From mboxrd@z Thu Jan  1 00:00:00 1970
From: Olivier MATZ <olivier.matz@6wind.com>
Subject: Re: [PATCH v2] mbuf: optimize rte_mbuf_refcnt_update
Date: Tue, 05 Jan 2016 11:57:37 +0100
Message-ID: <568BA1A1.2070300@6wind.com>
References: <d18f2062724a4453a1f709dcf4f30792@XCH-RTP-017.cisco.com>
 <568A7959.7030506@6wind.com>
 <7f5255b98dcb4f2396ada16d5eb43e5a@XCH-RTP-017.cisco.com>
Mime-Version: 1.0
Content-Type: text/plain; charset=utf-8; format=flowed
Content-Transfer-Encoding: 7bit
Cc: "dev@dpdk.org" <dev@dpdk.org>, "Ido Barnea \(ibarnea\)" <ibarnea@cisco.com>,
 "Itay Marom \(imarom\)" <imarom@cisco.com>
To: "Hanoch Haim (hhaim)" <hhaim@cisco.com>,
 "bruce.richardson@intel.com" <bruce.richardson@intel.com>
Return-path: <dev-bounces@dpdk.org>
Received: from mail-wm0-f44.google.com (mail-wm0-f44.google.com [74.125.82.44])
 by dpdk.org (Postfix) with ESMTP id 5985A9256
 for <dev@dpdk.org>; Tue,  5 Jan 2016 11:58:12 +0100 (CET)
Received: by mail-wm0-f44.google.com with SMTP id u188so18382960wmu.1
 for <dev@dpdk.org>; Tue, 05 Jan 2016 02:58:12 -0800 (PST)
In-Reply-To: <7f5255b98dcb4f2396ada16d5eb43e5a@XCH-RTP-017.cisco.com>
List-Id: patches and discussions about DPDK <dev.dpdk.org>
List-Unsubscribe: <http://dpdk.org/ml/options/dev>,
 <mailto:dev-request@dpdk.org?subject=unsubscribe>
List-Archive: <http://dpdk.org/ml/archives/dev/>
List-Post: <mailto:dev@dpdk.org>
List-Help: <mailto:dev-request@dpdk.org?subject=help>
List-Subscribe: <http://dpdk.org/ml/listinfo/dev>,
 <mailto:dev-request@dpdk.org?subject=subscribe>
Errors-To: dev-bounces@dpdk.org
Sender: "dev" <dev-bounces@dpdk.org>

Hi Hanoch,

On 01/04/2016 03:43 PM, Hanoch Haim (hhaim) wrote:
> Hi Oliver,
>
> Let's take your drawing as a reference and add my question
> The use case is sending a duplicate multicast packet by many threads.
> I can split it to x threads to do the job and with atomic-ref (my multicast not mbuf) count it until it reaches zero.
>
> In my following example the two cores (0 and 1) sending the indirect m1/m2 do alloc/attach/send
>
>      core0			             |	core1
> ---------------------------------                         |---------------------------------------
> m_const=rte_pktmbuf_alloc(mp)             |
>                                                                    |
> while true:                                                 |  while True:
>    m1 =rte_pktmbuf_alloc(mp_64)             |    m2 =rte_pktmbuf_alloc(mp_64)
>    rte_pktmbuf_attach(m1, m_const)         |    rte_pktmbuf_attach(m1, m_const)
>    tx_burst(m1)                                           |    tx_burst(m2)
>
> Is this example is not valid?

For me, m_const is not expected to be used concurrently on
several cores.

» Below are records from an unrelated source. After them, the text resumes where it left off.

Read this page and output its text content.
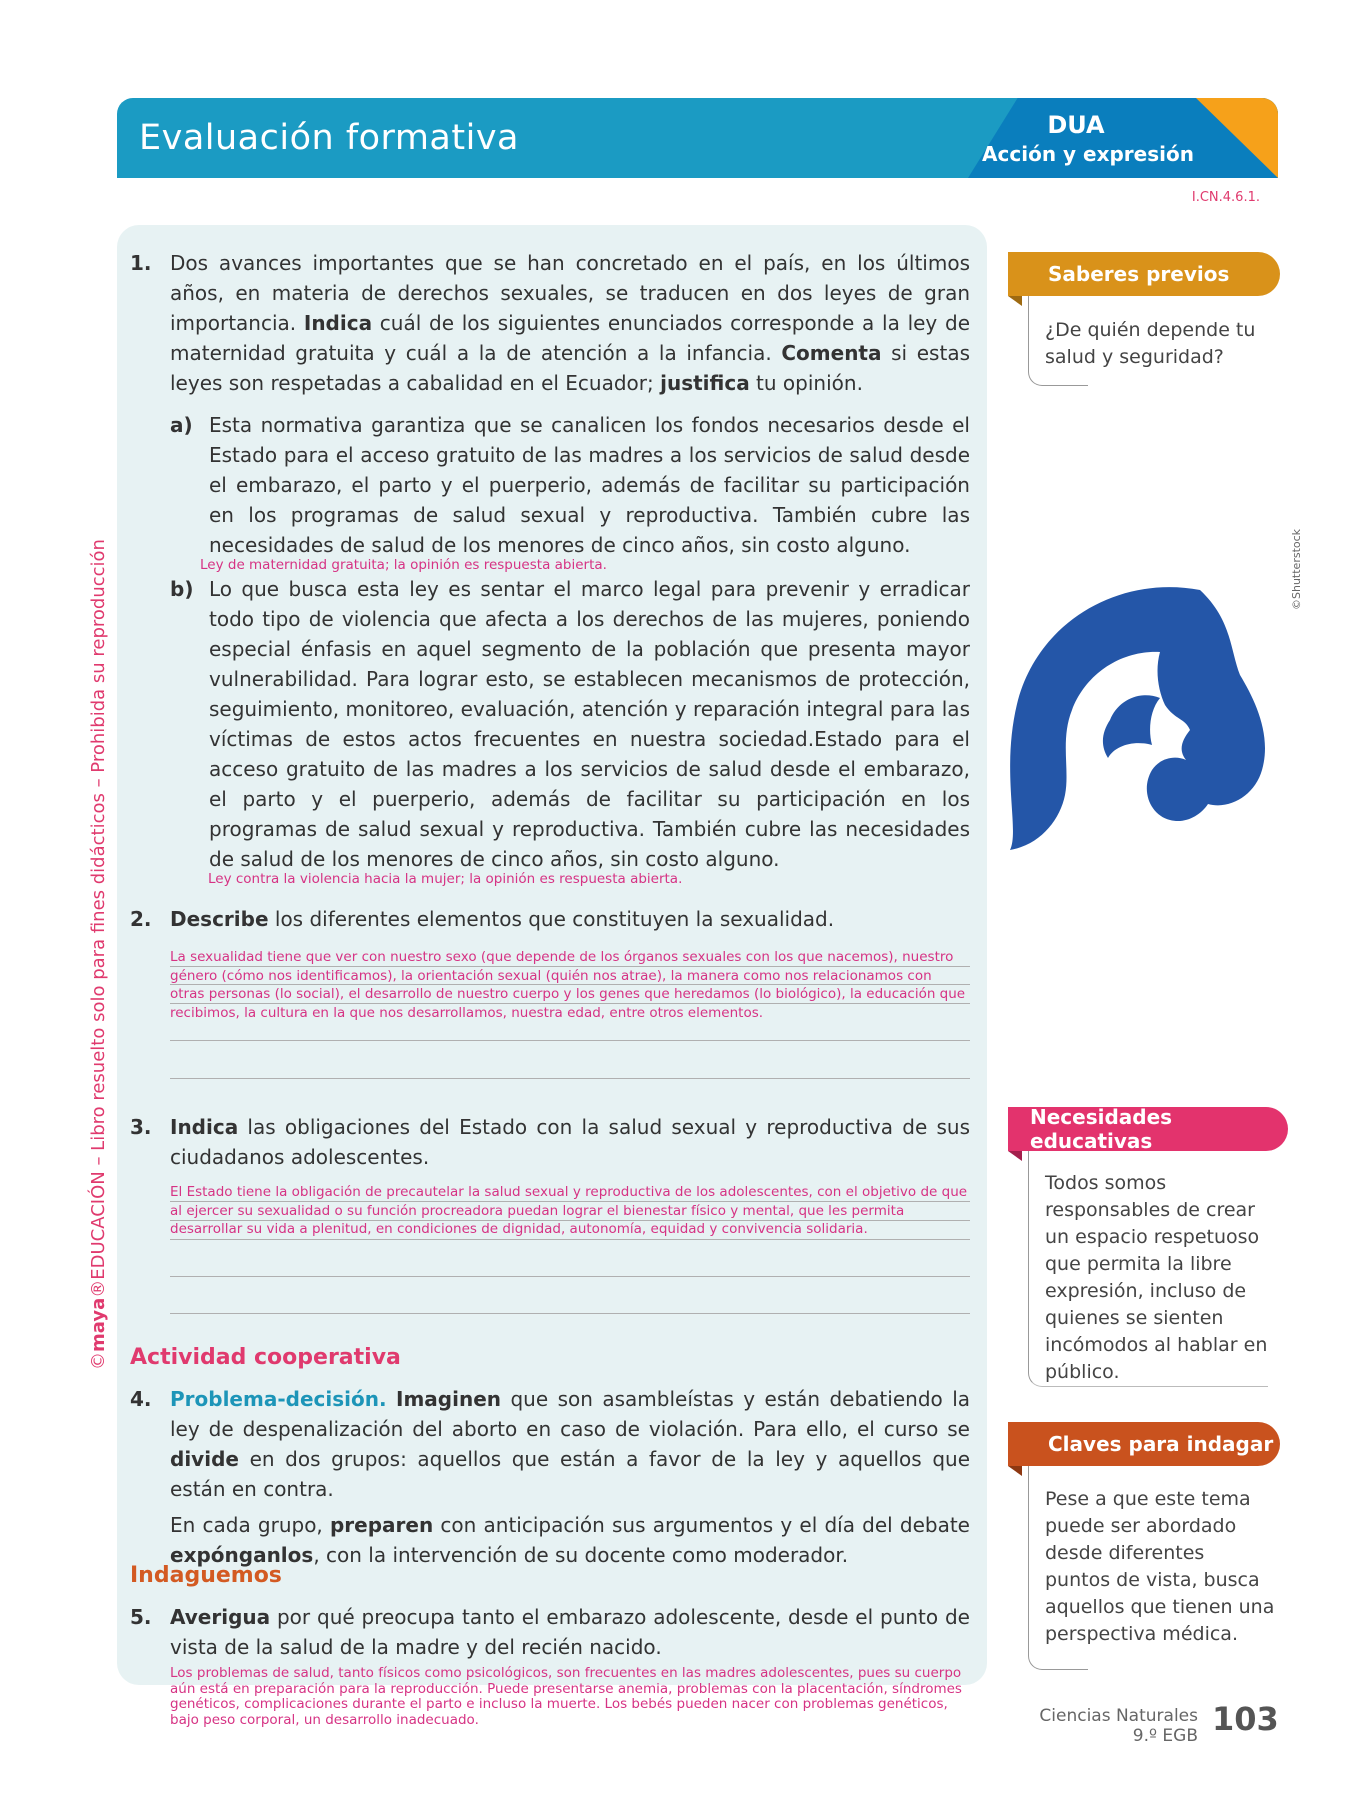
Evaluación formativa	DUA
Acción y expresión
I.CN.4.6.1.
©maya®EDUCACIÓN – Libro resuelto solo para fines didácticos – Prohibida su reproducción
1. Dos avances importantes que se han concretado en el país, en los últimos años, en materia de derechos sexuales, se traducen en dos leyes de gran importancia. Indica cuál de los siguientes enunciados corresponde a la ley de maternidad gratuita y cuál a la de atención a la infancia. Comenta si estas leyes son respetadas a cabalidad en el Ecuador; justifica tu opinión.
a) Esta normativa garantiza que se canalicen los fondos necesarios desde el Estado para el acceso gratuito de las madres a los servicios de salud desde el embarazo, el parto y el puerperio, además de facilitar su participación en los programas de salud sexual y reproductiva. También cubre las necesidades de salud de los menores de cinco años, sin costo alguno.
Ley de maternidad gratuita; la opinión es respuesta abierta.
b) Lo que busca esta ley es sentar el marco legal para prevenir y erradicar todo tipo de violencia que afecta a los derechos de las mujeres, poniendo especial énfasis en aquel segmento de la población que presenta mayor vulnerabilidad. Para lograr esto, se establecen mecanismos de protección, seguimiento, monitoreo, evaluación, atención y reparación integral para las víctimas de estos actos frecuentes en nuestra sociedad.Estado para el acceso gratuito de las madres a los servicios de salud desde el embarazo, el parto y el puerperio, además de facilitar su participación en los programas de salud sexual y reproductiva. También cubre las necesidades de salud de los menores de cinco años, sin costo alguno.
Ley contra la violencia hacia la mujer; la opinión es respuesta abierta.
2. Describe los diferentes elementos que constituyen la sexualidad.
La sexualidad tiene que ver con nuestro sexo (que depende de los órganos sexuales con los que nacemos), nuestro género (cómo nos identificamos), la orientación sexual (quién nos atrae), la manera como nos relacionamos con otras personas (lo social), el desarrollo de nuestro cuerpo y los genes que heredamos (lo biológico), la educación que recibimos, la cultura en la que nos desarrollamos, nuestra edad, entre otros elementos.
3. Indica las obligaciones del Estado con la salud sexual y reproductiva de sus ciudadanos adolescentes.
El Estado tiene la obligación de precautelar la salud sexual y reproductiva de los adolescentes, con el objetivo de que al ejercer su sexualidad o su función procreadora puedan lograr el bienestar físico y mental, que les permita desarrollar su vida a plenitud, en condiciones de dignidad, autonomía, equidad y convivencia solidaria.
Actividad cooperativa
4. Problema-decisión. Imaginen que son asambleístas y están debatiendo la ley de despenalización del aborto en caso de violación. Para ello, el curso se divide en dos grupos: aquellos que están a favor de la ley y aquellos que están en contra.
En cada grupo, preparen con anticipación sus argumentos y el día del debate expónganlos, con la intervención de su docente como moderador.
Indaguemos
5. Averigua por qué preocupa tanto el embarazo adolescente, desde el punto de vista de la salud de la madre y del recién nacido.
Los problemas de salud, tanto físicos como psicológicos, son frecuentes en las madres adolescentes, pues su cuerpo aún está en preparación para la reproducción. Puede presentarse anemia, problemas con la placentación, síndromes genéticos, complicaciones durante el parto e incluso la muerte. Los bebés pueden nacer con problemas genéticos, bajo peso corporal, un desarrollo inadecuado.
Saberes previos
¿De quién depende tu salud y seguridad?
©Shutterstock
Necesidades educativas
Todos somos responsables de crear un espacio respetuoso que permita la libre expresión, incluso de quienes se sienten incómodos al hablar en público.
Claves para indagar
Pese a que este tema puede ser abordado desde diferentes puntos de vista, busca aquellos que tienen una perspectiva médica.
Ciencias Naturales
9.º EGB 103
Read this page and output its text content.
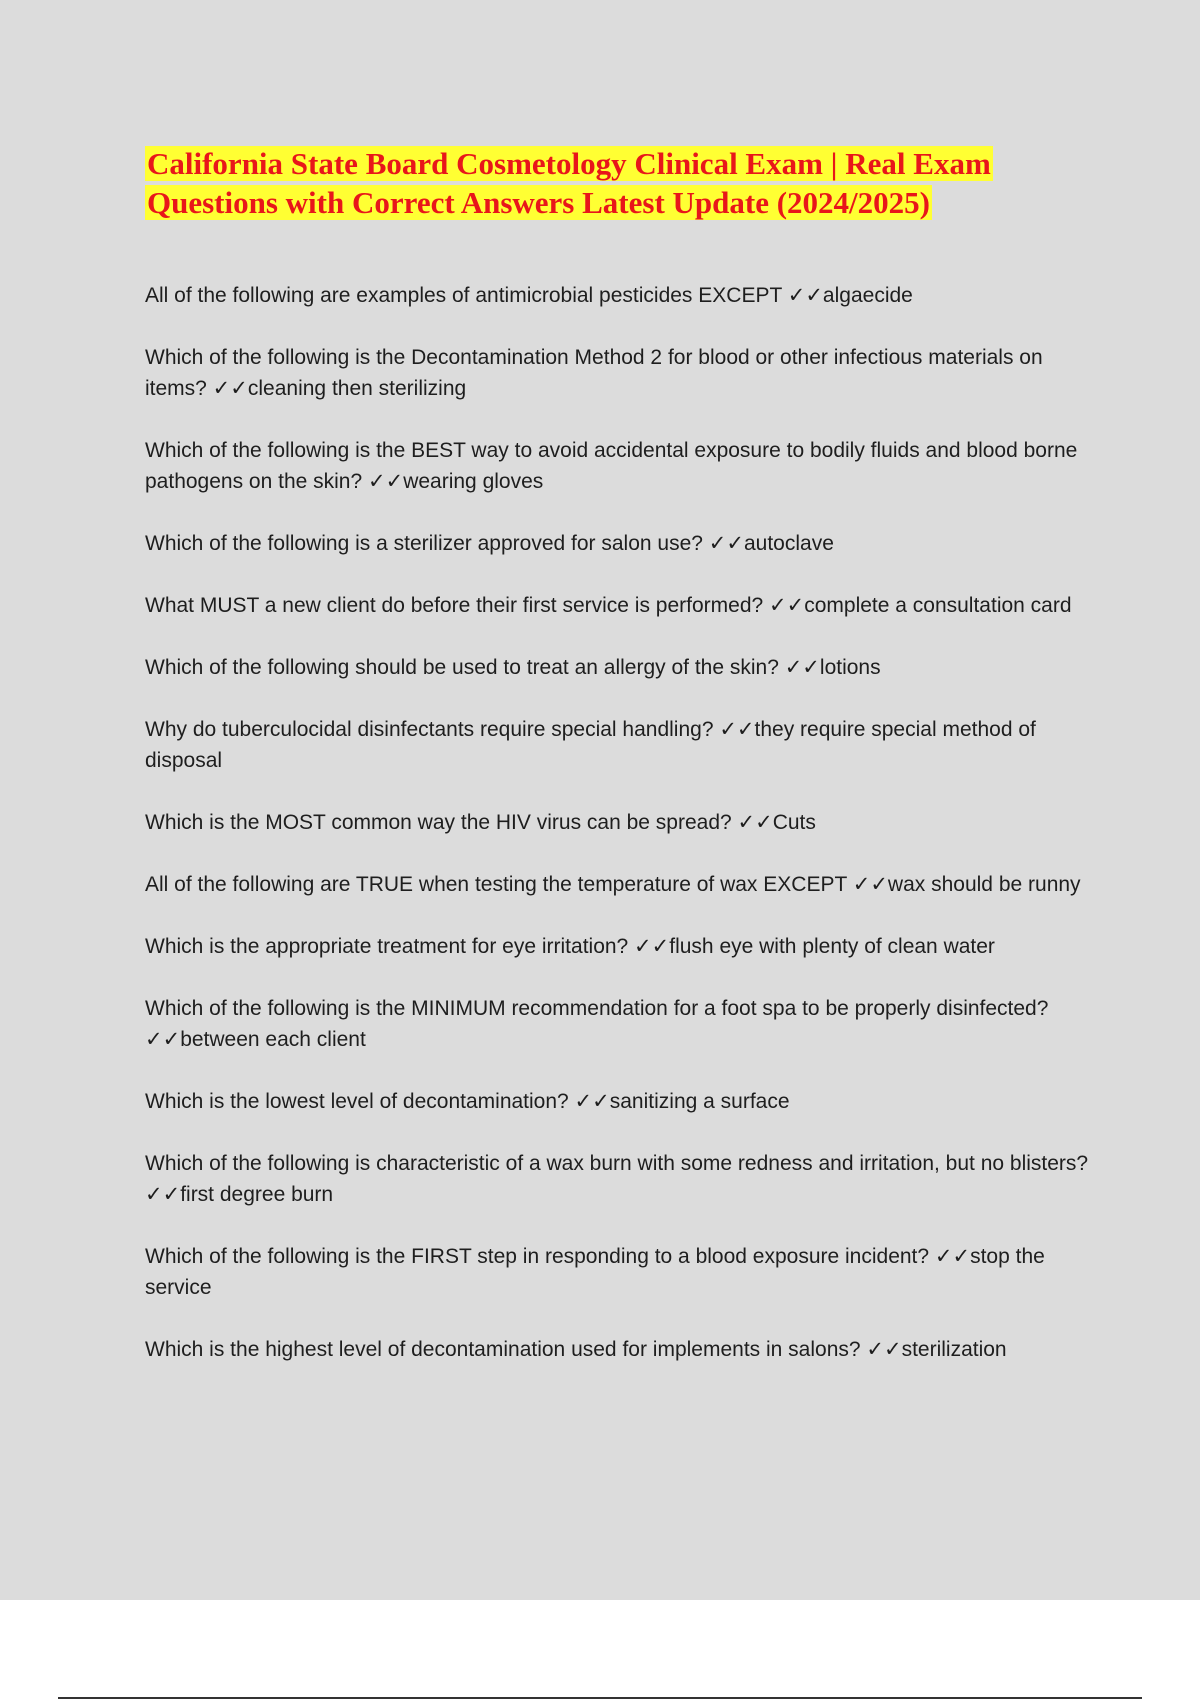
California State Board Cosmetology Clinical Exam | Real Exam Questions with Correct Answers Latest Update (2024/2025)
All of the following are examples of antimicrobial pesticides EXCEPT ✓✓algaecide
Which of the following is the Decontamination Method 2 for blood or other infectious materials on items? ✓✓cleaning then sterilizing
Which of the following is the BEST way to avoid accidental exposure to bodily fluids and blood borne pathogens on the skin? ✓✓wearing gloves
Which of the following is a sterilizer approved for salon use? ✓✓autoclave
What MUST a new client do before their first service is performed? ✓✓complete a consultation card
Which of the following should be used to treat an allergy of the skin? ✓✓lotions
Why do tuberculocidal disinfectants require special handling? ✓✓they require special method of disposal
Which is the MOST common way the HIV virus can be spread? ✓✓Cuts
All of the following are TRUE when testing the temperature of wax EXCEPT ✓✓wax should be runny
Which is the appropriate treatment for eye irritation? ✓✓flush eye with plenty of clean water
Which of the following is the MINIMUM recommendation for a foot spa to be properly disinfected? ✓✓between each client
Which is the lowest level of decontamination? ✓✓sanitizing a surface
Which of the following is characteristic of a wax burn with some redness and irritation, but no blisters? ✓✓first degree burn
Which of the following is the FIRST step in responding to a blood exposure incident? ✓✓stop the service
Which is the highest level of decontamination used for implements in salons? ✓✓sterilization
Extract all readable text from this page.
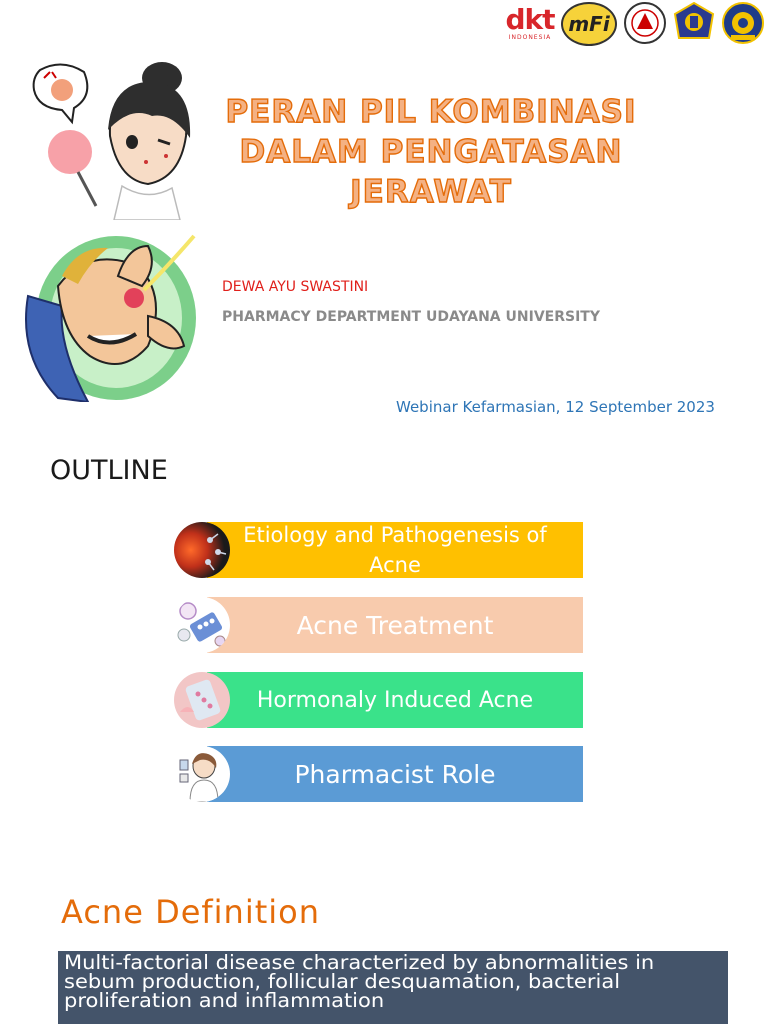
dkt
INDONESIA
mFi
PERAN PIL KOMBINASI DALAM PENGATASAN JERAWAT
DEWA AYU SWASTINI
PHARMACY DEPARTMENT UDAYANA UNIVERSITY
Webinar Kefarmasian, 12 September 2023
OUTLINE
Etiology and Pathogenesis of Acne
Acne Treatment
Hormonaly Induced Acne
Pharmacist Role
Acne Definition
Multi-factorial disease characterized by abnormalities in sebum production, follicular desquamation, bacterial proliferation and inflammation
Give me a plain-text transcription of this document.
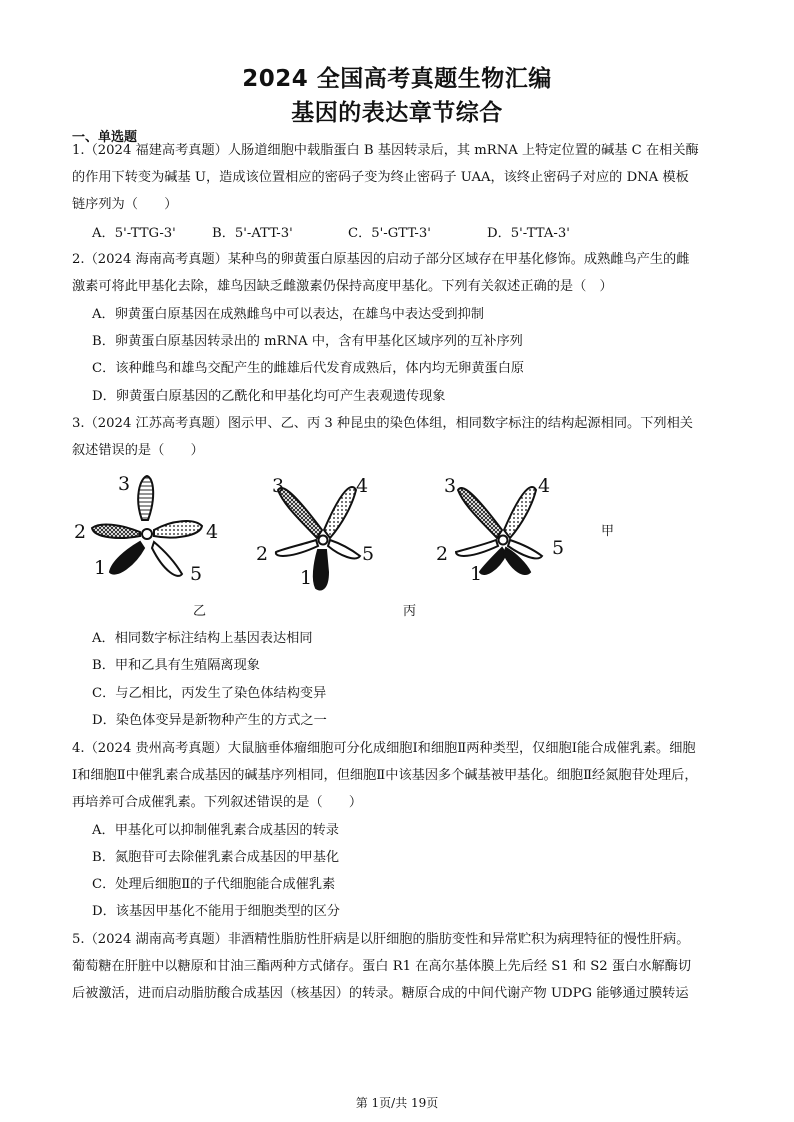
2024 全国高考真题生物汇编
基因的表达章节综合
一、单选题
1.（2024 福建高考真题）人肠道细胞中载脂蛋白 B 基因转录后，其 mRNA 上特定位置的碱基 C 在相关酶
的作用下转变为碱基 U，造成该位置相应的密码子变为终止密码子 UAA，该终止密码子对应的 DNA 模板
链序列为（　　）
A．5'-TTG-3'	B．5'-ATT-3'	C．5'-GTT-3'	D．5'-TTA-3'
2.（2024 海南高考真题）某种鸟的卵黄蛋白原基因的启动子部分区域存在甲基化修饰。成熟雌鸟产生的雌
激素可将此甲基化去除，雄鸟因缺乏雌激素仍保持高度甲基化。下列有关叙述正确的是（　）
A．卵黄蛋白原基因在成熟雌鸟中可以表达，在雄鸟中表达受到抑制
B．卵黄蛋白原基因转录出的 mRNA 中，含有甲基化区域序列的互补序列
C．该种雌鸟和雄鸟交配产生的雌雄后代发育成熟后，体内均无卵黄蛋白原
D．卵黄蛋白原基因的乙酰化和甲基化均可产生表观遗传现象
3.（2024 江苏高考真题）图示甲、乙、丙 3 种昆虫的染色体组，相同数字标注的结构起源相同。下列相关
叙述错误的是（　　）
3
2	4
1	5
3	4
2	5
1
3	4
2	5
1
甲
乙	丙
A．相同数字标注结构上基因表达相同
B．甲和乙具有生殖隔离现象
C．与乙相比，丙发生了染色体结构变异
D．染色体变异是新物种产生的方式之一
4.（2024 贵州高考真题）大鼠脑垂体瘤细胞可分化成细胞Ⅰ和细胞Ⅱ两种类型，仅细胞Ⅰ能合成催乳素。细胞
Ⅰ和细胞Ⅱ中催乳素合成基因的碱基序列相同，但细胞Ⅱ中该基因多个碱基被甲基化。细胞Ⅱ经氮胞苷处理后，
再培养可合成催乳素。下列叙述错误的是（　　）
A．甲基化可以抑制催乳素合成基因的转录
B．氮胞苷可去除催乳素合成基因的甲基化
C．处理后细胞Ⅱ的子代细胞能合成催乳素
D．该基因甲基化不能用于细胞类型的区分
5.（2024 湖南高考真题）非酒精性脂肪性肝病是以肝细胞的脂肪变性和异常贮积为病理特征的慢性肝病。
葡萄糖在肝脏中以糖原和甘油三酯两种方式储存。蛋白 R1 在高尔基体膜上先后经 S1 和 S2 蛋白水解酶切
后被激活，进而启动脂肪酸合成基因（核基因）的转录。糖原合成的中间代谢产物 UDPG 能够通过膜转运
第 1页/共 19页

By "used", I mean calling a function that modifies
the mbuf, which is the case for rte_pktmbuf_attach().

> BTW this is our workaround
>
>
>    core0			                    |	core1
> ---------------------------------                  |---------------------------------------
> m_const=rte_pktmbuf_alloc(mp)      |
> rte_mbuf_refcnt_update(m_const,1)| <<-- workaround
>                                                             |
> while true:                                          |  while True:
>    m1 =rte_pktmbuf_alloc(mp_64)      |    m2 =rte_pktmbuf_alloc(mp_64)
>    rte_pktmbuf_attach(m1, m_const)  |    rte_pktmbuf_attach(m1, m_const)
>    tx_burst(m1)                                     |    tx_burst(m2)

This workaround indeed solves the issue. Another solution would be to
protect the call to attach() with a lock, or call all the
rte_pktmbuf_attach() on the same core.

I'm open to discuss this behavior for rte_pktmbuf_attach() function
(should concurrent calls be allowed or not). In any case, we may
want to better document it in the doxygen API comments.


Regards,
Olivier